With no physical user interface on the Qu-SB, all that is left is a metal chassis that carries all the audio and digital I/O and that contains the analogue and digital electronics in a rackmountable (with its optional rack ears) 4U box.
Pros:
Compact and fully featured
Superb audio performance
Excellent iPad remote control app
iLive-derived FX and dynamics
Multitrack recording live at 48k/24-bit to USB hard drive
32x32 audio interface
Cons:
No Android remote control other than for monitor mixes
DAW Control driver is Mac only
No supplied wireless access point
If you're looking for the latest thing in high quality professional wireless remote digital mixing, Bob Thomas might just have found it...
Allen and Heath is no stranger to the concept of removing faders, meters and knobs from a digital mixing console. Its Qu-24 mixer, launched in 2015 (and reviewed by yours truly in GI Issue 38), had its faders and knobs removed to become the Qu-PAC in which the physical user interface was based around a touchscreen, a solitary encoder and a number of switches.
Since the Qu-PAC was launched, the competition in the compact, wireless, app-controlled, digital mixing console market has intensified. Allen and Heath has responded and have expanded their Qu Series offerings with the Qu-SB, an 18in/14out variant of the Qu-PAC concept in which every single scrap of its physical user interface (bar a configurable TRS footswitch socket) has been removed. The Qu-SB relies entirely on the Qu-Pad (iPad only) wireless remote app for set-up and control – so you’ll need to have an iPad to hand. Unlike many of its competitors, the Qu-SB doesn’t have an onboard wireless router/access point, so you’ll have to find your own router (I’d highly recommend one that’s 5G-capable) before you start.
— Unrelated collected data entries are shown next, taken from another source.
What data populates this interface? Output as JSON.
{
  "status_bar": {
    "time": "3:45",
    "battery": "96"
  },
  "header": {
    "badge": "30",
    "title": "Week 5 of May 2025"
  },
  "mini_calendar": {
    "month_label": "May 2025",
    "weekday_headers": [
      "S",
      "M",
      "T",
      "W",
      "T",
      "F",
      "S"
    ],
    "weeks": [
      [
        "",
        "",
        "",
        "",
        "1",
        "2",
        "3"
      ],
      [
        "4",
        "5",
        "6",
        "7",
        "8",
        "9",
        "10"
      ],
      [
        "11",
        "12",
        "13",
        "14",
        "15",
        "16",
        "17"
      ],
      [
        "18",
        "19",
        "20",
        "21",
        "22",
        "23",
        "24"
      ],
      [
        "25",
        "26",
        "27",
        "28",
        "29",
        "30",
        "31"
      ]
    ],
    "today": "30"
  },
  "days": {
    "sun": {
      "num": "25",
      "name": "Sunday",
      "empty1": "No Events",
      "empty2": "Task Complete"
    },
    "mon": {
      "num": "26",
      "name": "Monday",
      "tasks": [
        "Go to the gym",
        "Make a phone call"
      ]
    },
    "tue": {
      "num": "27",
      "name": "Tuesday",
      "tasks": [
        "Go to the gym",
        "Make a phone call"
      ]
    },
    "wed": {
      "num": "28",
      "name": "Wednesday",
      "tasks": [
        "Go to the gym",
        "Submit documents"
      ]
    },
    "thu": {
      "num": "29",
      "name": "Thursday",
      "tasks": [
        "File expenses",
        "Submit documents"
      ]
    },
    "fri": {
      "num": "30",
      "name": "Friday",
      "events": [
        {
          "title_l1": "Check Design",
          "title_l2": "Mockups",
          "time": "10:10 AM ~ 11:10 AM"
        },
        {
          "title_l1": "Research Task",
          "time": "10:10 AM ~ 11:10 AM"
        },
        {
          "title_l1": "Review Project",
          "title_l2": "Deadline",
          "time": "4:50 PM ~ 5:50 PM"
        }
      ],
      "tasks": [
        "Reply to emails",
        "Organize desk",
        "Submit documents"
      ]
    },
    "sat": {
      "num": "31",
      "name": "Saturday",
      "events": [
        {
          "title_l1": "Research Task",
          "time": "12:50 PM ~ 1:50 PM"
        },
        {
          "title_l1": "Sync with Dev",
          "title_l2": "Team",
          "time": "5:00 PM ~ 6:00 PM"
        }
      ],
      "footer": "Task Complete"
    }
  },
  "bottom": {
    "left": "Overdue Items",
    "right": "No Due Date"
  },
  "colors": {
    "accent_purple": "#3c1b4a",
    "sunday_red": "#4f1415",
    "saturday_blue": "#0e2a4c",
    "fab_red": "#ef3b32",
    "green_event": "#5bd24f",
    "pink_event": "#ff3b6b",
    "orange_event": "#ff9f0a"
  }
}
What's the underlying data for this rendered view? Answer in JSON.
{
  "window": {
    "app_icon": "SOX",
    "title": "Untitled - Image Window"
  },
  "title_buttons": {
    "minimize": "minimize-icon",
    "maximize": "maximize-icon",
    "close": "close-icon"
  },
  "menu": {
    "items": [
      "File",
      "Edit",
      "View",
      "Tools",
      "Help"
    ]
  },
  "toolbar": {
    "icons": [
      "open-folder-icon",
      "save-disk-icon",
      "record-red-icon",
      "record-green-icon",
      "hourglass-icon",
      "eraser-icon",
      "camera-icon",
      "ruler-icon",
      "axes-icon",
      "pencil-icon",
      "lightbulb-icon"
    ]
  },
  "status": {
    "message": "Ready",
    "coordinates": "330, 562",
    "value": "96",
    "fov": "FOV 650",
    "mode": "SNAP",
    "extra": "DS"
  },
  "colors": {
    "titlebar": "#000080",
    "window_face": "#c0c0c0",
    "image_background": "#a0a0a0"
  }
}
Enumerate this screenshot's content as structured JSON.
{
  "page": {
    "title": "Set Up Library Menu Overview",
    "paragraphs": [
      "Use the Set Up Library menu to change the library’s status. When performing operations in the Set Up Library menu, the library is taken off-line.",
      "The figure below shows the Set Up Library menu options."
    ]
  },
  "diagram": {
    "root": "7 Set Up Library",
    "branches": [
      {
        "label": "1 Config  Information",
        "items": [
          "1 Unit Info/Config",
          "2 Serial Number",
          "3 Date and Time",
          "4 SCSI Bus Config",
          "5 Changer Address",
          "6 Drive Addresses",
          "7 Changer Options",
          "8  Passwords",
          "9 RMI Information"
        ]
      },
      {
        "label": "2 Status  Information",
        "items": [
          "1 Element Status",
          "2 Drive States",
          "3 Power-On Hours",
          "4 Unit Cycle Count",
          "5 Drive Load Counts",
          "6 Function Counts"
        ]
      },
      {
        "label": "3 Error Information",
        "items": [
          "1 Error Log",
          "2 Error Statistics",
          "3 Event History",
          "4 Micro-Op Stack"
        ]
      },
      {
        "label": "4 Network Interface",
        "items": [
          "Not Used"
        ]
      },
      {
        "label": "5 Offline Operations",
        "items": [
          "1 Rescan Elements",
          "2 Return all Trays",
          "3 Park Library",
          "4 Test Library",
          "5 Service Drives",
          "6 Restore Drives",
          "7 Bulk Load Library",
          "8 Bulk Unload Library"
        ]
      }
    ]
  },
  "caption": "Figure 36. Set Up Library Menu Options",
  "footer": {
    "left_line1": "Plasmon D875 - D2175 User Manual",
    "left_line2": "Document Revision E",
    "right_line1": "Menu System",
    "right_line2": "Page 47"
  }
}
With no physical user interface on the Qu-SB, all that is left is a metal chassis that carries all the audio and digital I/O and that contains the analogue and digital electronics in a rackmountable (with its optional rack ears) 4U box. Although the Qu-Pad app is extremely slick, easy to read and simple to operate, simplistic it isn’t, as the Qu-SB is, in terms of its functionality, essentially identical to any other Allen and Heath Qu Series mixer. If you’d like to explore the Qu-USB’s feature set (which I quickly ran through in the video) more fully, you can download the Qu-PAD app from the A&H website and run it in Demo mode, at which point you’ll have access to everything that the Qu-SB has to offer.
Speaking of apps, there are another two A&H apps that can be run with the QU-SB – Qu-Control and Qu-You. Qu-Control (iOS only) gives quick access to a simplified set of functions and control that seem particularly suited to installation and corporate use, whilst Qu-You (IOS and Android) gives you your own personal monitor mix on your mobile phone. The Qu-SB can support up to eight concurrent app users, although only two instances of Qu-Pad can be run concurrently – which in my band is probably one too many! Seriously though, that facility means that you could have your FOH and monitor engineers running Qu-Pad and up to six band members overseeing their own individual monitor mixes via Qu-You.